EXECUTIVE COMMITTEE
The Executive Committee is responsible for the management of the business affairs of the Company when the Board of Directors is not in session. The function of the Executive Committee is to act as a mini Board of Directors. In doing so, it will review of the Company’s strategies, objectives of EII and its subsidiaries as well as the performance of the Company’s investments. The Committee shall also review and approve investment deals and follow-up on their performance.
Objectives
The objective of the Executive Committee is to assist the Board in fulfilling its responsibilities regarding the:
• Company’s investment policies, strategies and transactions.
• Performance of the Company’s investments.
• Company’s capital and financial resources.
• Providing recommendations on remuneration policies for Directors, CEO and senior management.
• Remuneration component in Human Resources Policies.
• CEO and senior management, succession planning, appointments and terminations.
• Other matters referred to the Committee by the Board.
AUDIT COMMITTEE
The Audit Committee is responsible for the integrity of the financial statements, compliance with the laws and regulatory requirements, the internal systems and controls, the risk management function, the independence and qualifications of the Company’s auditors and the performance of the internal auditors of the Company and its subsidiaries and the compliance function.
Objectives
The main objective of the Committee is to maintain free and open communication between the Committee, external auditors, internal auditors and senior management. The other objectives of the Audit Committee include:
• Monitoring the integrity of the financial statements of the Company, and any formal announcements relating to the Company’s financial performance, and reviewing significant financial reporting judgments contained in them.

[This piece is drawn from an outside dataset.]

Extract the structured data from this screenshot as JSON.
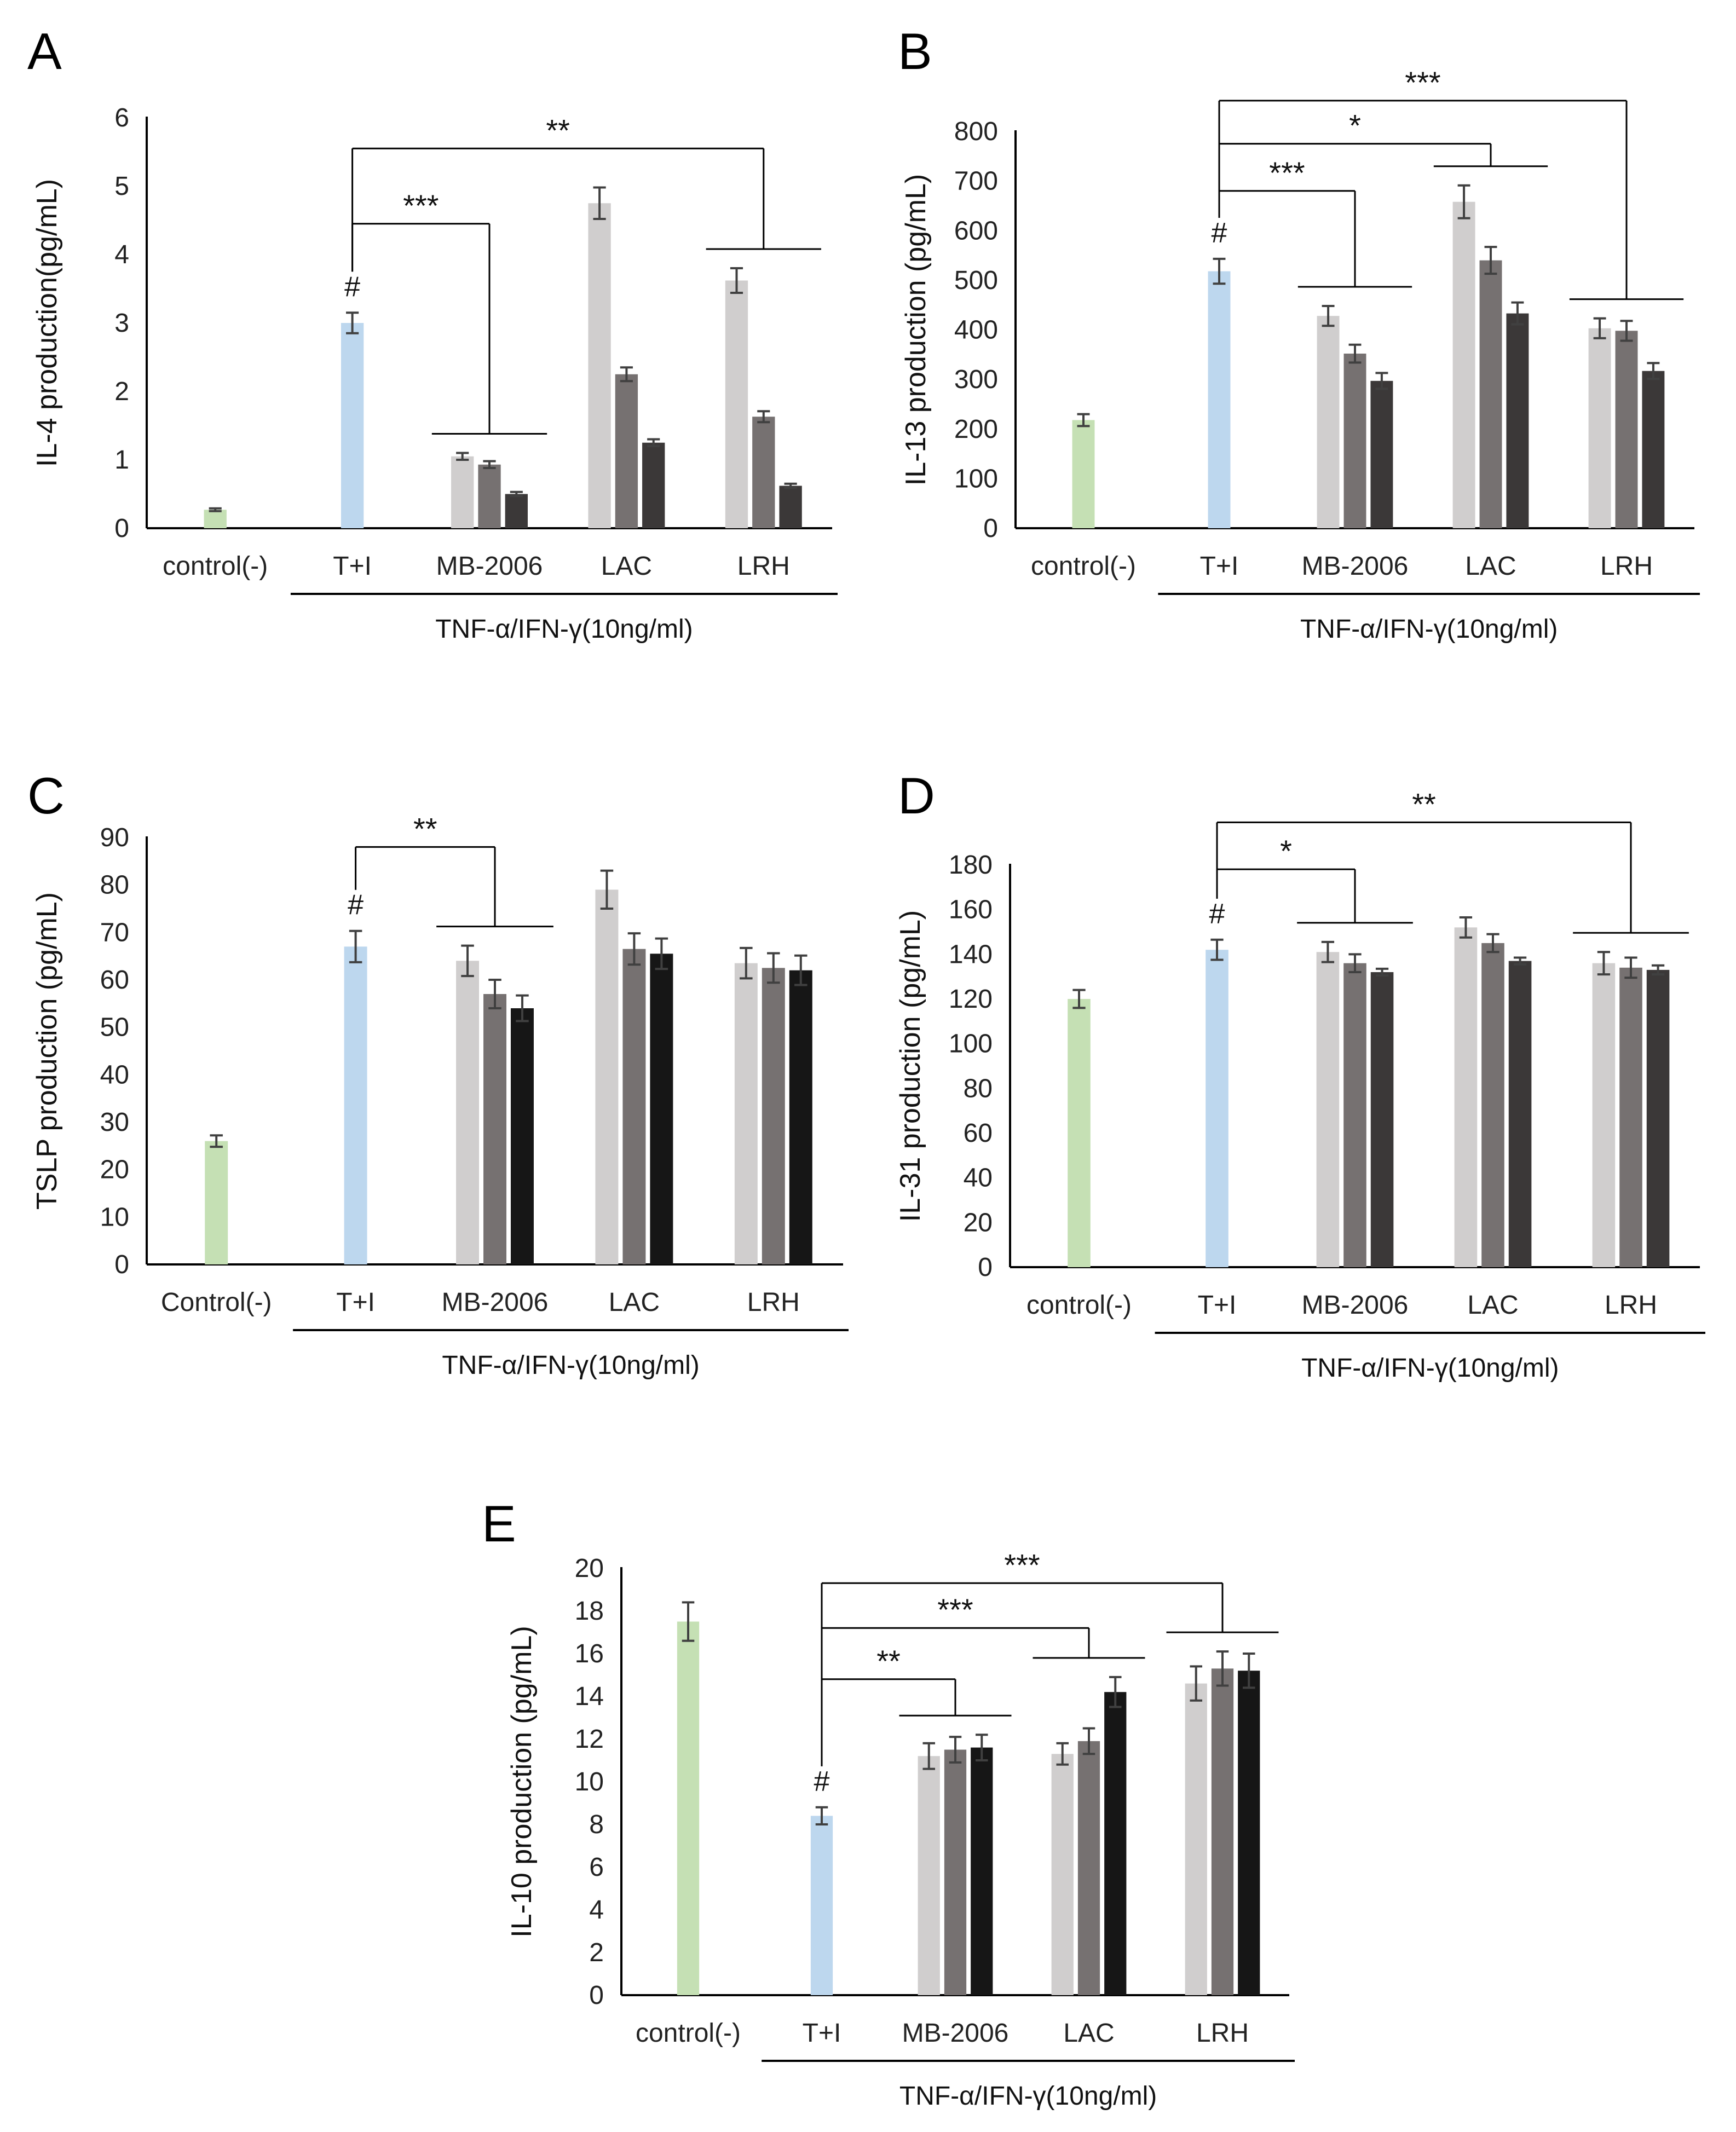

• Reviewing the Company’s internal controls and risk management systems unless expressly addressed by a separate Board risk committee.
• Monitoring and reviewing the effectiveness of the Company’s Internal Audit Function.
• Making recommendations to the Board, in relation to the appointment, re-appointment and removal of the external auditor and approving the remuneration and terms of engagement of the external auditor.
• Reviewing and monitoring the external auditor’s independence and objectivity and the effectiveness of the audit process, taking into consideration relevant professional and regulatory requirements.
• Developing and implementing policies on the engagement of the external auditor to supply non-audit services, taking into account relevant ethical guidance regarding the provision of non-audit services by the external audit firm.
• Reporting to the Board, on potential improvements at large.